Libération a publié un article sur la situation des jeunes journalistes de Radio France, en particulier France Bleu
Précarité à Radio France: «Ce qu'on accepte, c'est ce qu'on dénonce dans nos reportages» par Julien Lecot :
https://www.liberation.fr/economie/medias/precarite-a-radio-france-ce-quon-accepte-cest-ce-quon-denonce-dans-nos-reportages-20220610_PNPPQPE6BFCRHFTNSMX3QWWATY/
Extraits :
(...) Tout juste titulaires d'un master, quelques dizaines de jeunes journalistes enchaînent ces contrats à la journée, payés environ 73 euros net les premiers mois, un peu plus à mesure que l'ancienneté grandit. Le tout sans treizième mois ou prime de précarité (...)
«Ça fait souvent marrer les gens quand je dis ça, mais en moyenne je dois gagner 1 100 ou 1 200 euros par mois» (...)
Les journalistes pigistes interrogés par Libération déclarent gagner entre 500 euros pour les mois les plus compliqués et jusqu'à 1 700 euros net pour les meilleurs. (...)
«En général, mes journées font plutôt autour de dix heures.» ... «On fait exactement le même travail qu'un titulaire, sauf qu'on n'a pas de récupération, pas d'arrêts maladie en cas de problème, pas de prime de nuit quand on fait des matinales, et évidemment on se tape tous les week-ends.» (...)
«Radio France vit au-dessus de ses moyens. On est constamment en sous-effectifs et tout le monde doit se démultiplier pour atteindre les ambitions de l'entreprise. La situation des salariés dans les locales est catastrophique.» (...)
Une surcharge de travail dans la plupart des 44 locales, pouvant parfois s'apparenter à du travail dissimulé, entraînant «peur, crises de larmes, pensées noires ou suicidaires et traitements médicamenteux». (...)
Du côté de Radio France, on assure que les inquiétudes des journalistes concernant la charge de travail «ont été entendues et font l'objet d'une série de mesures». (...)
Pour les pigistes, impossible ou presque de prendre des vacances. D'abord parce que du fait de leur statut, s'absenter plusieurs jours ampute d'autant leur déjà bien maigre salaire. Mais aussi en raison de la pression qui pèse sur leurs épaules et de la peur de se faire remplacer s'ils se rendent indisponibles et refusent de travailler à certaines périodes. (...)

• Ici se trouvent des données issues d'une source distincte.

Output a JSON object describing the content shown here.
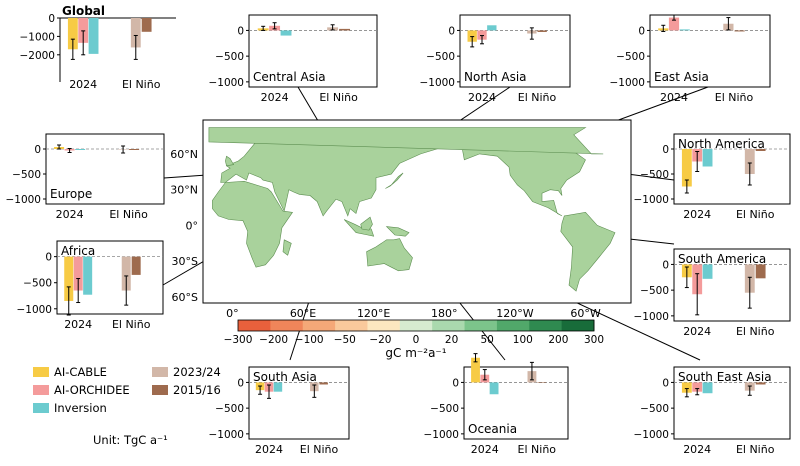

«Tu es remplaçable et on te dit clairement que si tu n'es pas contente, il y en a plein qui peuvent prendre ta place.» (...)
«Tu t'interdis forcément de faire plein de choses car il faut que tu sois dispo si on t'appelle. Ton métier devient la seule et unique priorité dans ta vie, c'est hyper toxique. Ta vie sentimentale, tes amis, ta famille... Tout passe après.» (...)
«C'est assez étrange. Il y a une culture de la peur et du silence qui est omniprésente, mais personne ne sait vraiment d'où elle vient» (...)
«Quand on regarde Europe1 ou RMC, je pense que la concurrence n'est pas beaucoup mieux. Pour reprendre les propos de Churchill, Radio France c'est peut-être le pire système à l'exception de tous les autres», lâche Alex un peu las. (...)
«Si un concurrent me propose un CDI dans le coin où je suis installé, je pense que je signe direct» , assure Célia, en dépit de «son rêve» qui est toujours «comme pour beaucoup, de travailler pour Radio France».
Ce métier est plus précaire qu'intermittent du spectacle ....
Pour un jeune, s'il sait parler dans un micro, aucun intérêt de se lancer dans ces médias dépassés.
Autant être autonome sur YouTube , en podcast ( qui bientôt dépasseront les émission live), ou steamer ... Quand on voit ce que peut gagner un YouTuber, un formateur en ligne ou un podcaster ... laissez tomber ce média de grand père.